Reduced to conflicted, tenuous relationships with women, poor black men are more likely to express sentiments like trust, loyalty, and lasting affection for their male friends. "With some friends, we've been friends ever since we were little. When he had trouble, I am there; when I am in trouble, he's there," one incarcerated 18-year-old from Omaha told Dawsey. "[I]f I had trouble with my girlfriend and we end up breaking up, I can always get another girl, but . . . it's harder to break away from your friends." (This sentiment may explain why so many men view their relationships with their sons as more important than those with their daughters; they are used to relying on "the brothers.") But the angry cries of the ghetto's fatherless children prove that this solution to the human need for lasting bonds solves little. As Orlando Patterson has written in his essay "Broken Bloodlines: Gender Relations and the Crisis of Marriages and Families Among African-Americans," blacks are "the most unpartnered and isolated group of people in America and quite possibly in the world."

Michael Datcher's Raising Fences perfectly captures the starkness of the contrast between the love and marriage that are central to the mainstream life project, and the consequences of their absence in the ghetto. As a child during the 1970s, Datcher was bused from a poor, single-mother home in Long Beach, California, to a middle-class white school. He visited a classmate's middle-class home and was floored. "It was a feeling of stability, comfort, and safety that touched me," he recalls. "I wanted that feeling in my life." He was similarly astonished when his friend introduced him to his father. "My parental introductions had always begun and ended with the mama because the mamas were the daddies too," he says. "Not in this house. They had real fathers here. . . . I literally could not speak."

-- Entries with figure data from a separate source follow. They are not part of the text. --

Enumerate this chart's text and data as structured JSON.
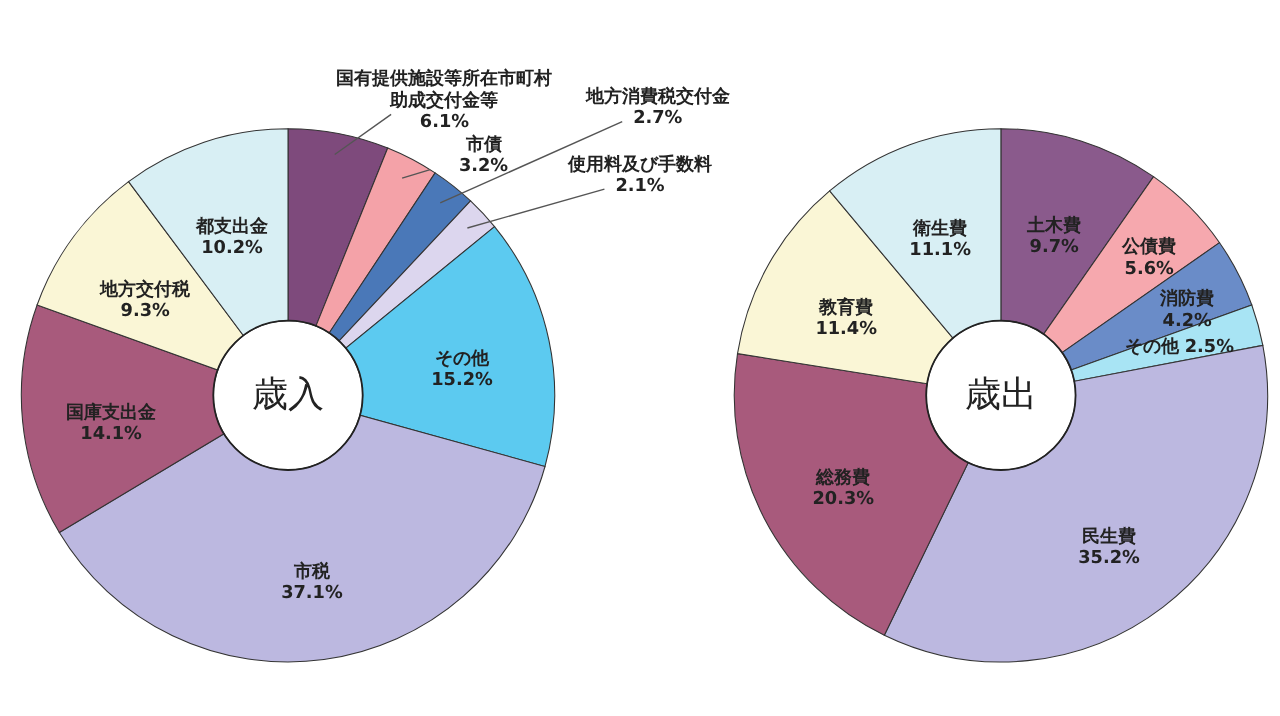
{
  "chart_data": [
    {
      "type": "donut",
      "title": "歳入",
      "categories": [
        "国有提供施設等所在市町村助成交付金等",
        "市債",
        "地方消費税交付金",
        "使用料及び手数料",
        "その他",
        "市税",
        "国庫支出金",
        "地方交付税",
        "都支出金"
      ],
      "values": [
        6.1,
        3.2,
        2.7,
        2.1,
        15.2,
        37.1,
        14.1,
        9.3,
        10.2
      ],
      "value_labels": [
        "6.1%",
        "3.2%",
        "2.7%",
        "2.1%",
        "15.2%",
        "37.1%",
        "14.1%",
        "9.3%",
        "10.2%"
      ],
      "colors": [
        "#7e4a7c",
        "#f4a2a8",
        "#4a78b8",
        "#dcd6ee",
        "#5ccaf0",
        "#bcb8e0",
        "#a85a7c",
        "#faf6d6",
        "#d8eff4"
      ]
    },
    {
      "type": "donut",
      "title": "歳出",
      "categories": [
        "土木費",
        "公債費",
        "消防費",
        "その他",
        "民生費",
        "総務費",
        "教育費",
        "衛生費"
      ],
      "values": [
        9.7,
        5.6,
        4.2,
        2.5,
        35.2,
        20.3,
        11.4,
        11.1
      ],
      "value_labels": [
        "9.7%",
        "5.6%",
        "4.2%",
        "2.5%",
        "35.2%",
        "20.3%",
        "11.4%",
        "11.1%"
      ],
      "colors": [
        "#8a5a8c",
        "#f6a8ae",
        "#6a8cc8",
        "#a8e4f4",
        "#bcb8e0",
        "#a85a7c",
        "#faf6d6",
        "#d8eff4"
      ]
    }
  ]
}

Transformed, Datcher becomes "obsessed" with "picket-fence dreams." When he finishes college and goes to graduate school, his life is on track, until he has a casual affair with a woman who becomes pregnant. Datcher is distraught at having a child with a woman he does not love, just "like every other nigga." But after another ugly twist in the story—it turns out that the child is not his—he is able to resume his search and find a woman with whom he believes he can share the "stability, comfort and safety that touched" him as a boy. Love, marriage, planning for the future: they are inextricably bound.

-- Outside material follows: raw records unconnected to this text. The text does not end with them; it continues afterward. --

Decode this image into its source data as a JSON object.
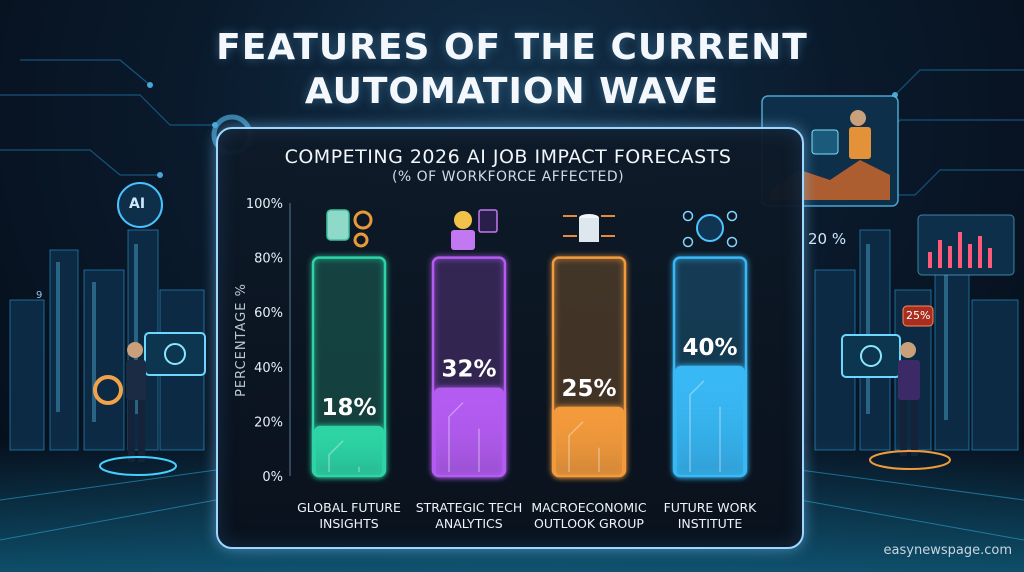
{
  "page": {
    "title_line1": "FEATURES OF THE CURRENT",
    "title_line2": "AUTOMATION WAVE",
    "watermark": "easynewspage.com"
  },
  "decor": {
    "left_ai_badge": "AI",
    "left_small_number": "9",
    "right_percent": "20 %",
    "right_callout": "25%"
  },
  "colors": {
    "bar1": "#2dd4a5",
    "bar2": "#b45cf2",
    "bar3": "#f39a3c",
    "bar4": "#38b8f5",
    "panel_border": "#9fd6ff"
  },
  "icons": [
    "robot-hand-gears-icon",
    "worker-dashboard-icon",
    "database-network-icon",
    "ai-people-network-icon"
  ],
  "chart_data": {
    "type": "bar",
    "title": "COMPETING 2026 AI JOB IMPACT FORECASTS",
    "subtitle": "(% OF WORKFORCE AFFECTED)",
    "xlabel": "",
    "ylabel": "PERCENTAGE %",
    "ylim": [
      0,
      100
    ],
    "yticks": [
      "0%",
      "20%",
      "40%",
      "60%",
      "80%",
      "100%"
    ],
    "categories": [
      [
        "GLOBAL FUTURE",
        "INSIGHTS"
      ],
      [
        "STRATEGIC TECH",
        "ANALYTICS"
      ],
      [
        "MACROECONOMIC",
        "OUTLOOK GROUP"
      ],
      [
        "FUTURE WORK",
        "INSTITUTE"
      ]
    ],
    "values": [
      18,
      32,
      25,
      40
    ],
    "data_labels": [
      "18%",
      "32%",
      "25%",
      "40%"
    ],
    "grid": false,
    "legend": "none"
  }
}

Then where do jobs fit into this script? The marriage market thesis has it that men who cannot find decent work in a job market that treats them so shabbily will inevitably seem inadequate marriage partners. But this argument confuses cause and correlation. What is clear from listening to men like Tyrell is that indifference toward marriage grows out of the same psychological soil as the inability to earn a decent living. Men do not get married because they have a steady job; they get married because they are the kind of person who can get and keep a steady job. As Datcher's story shows, the very task of looking for "the right woman" means projecting yourself into the future and taking a mindful approach to life.

One of the most striking things about talking to poor inner-city men is their sense of drift; life is something that happens to them. I asked several men where they would like to see themselves in ten years; all of them gave me a puzzled, I-never-really-thought-about-it look. Both marriage and vocation are part of the project that is the deliberate pursuit of a meaningful and connected life. To put it a little differently, to marry and to earn a steady living are to try to master life and shape it into a coherent narrative.

Ballasting this sense of drift is a hugely difficult cultural task that will take more than a generation and needs the participation of the whole culture, from Bill Cosby and the president down to the local school and church. We've known for some time that, on average, kids are better off in every way when they grow up with their married parents. The task now is to spread the word that marriage is also best for the many, many poor, black men who long to be fathers.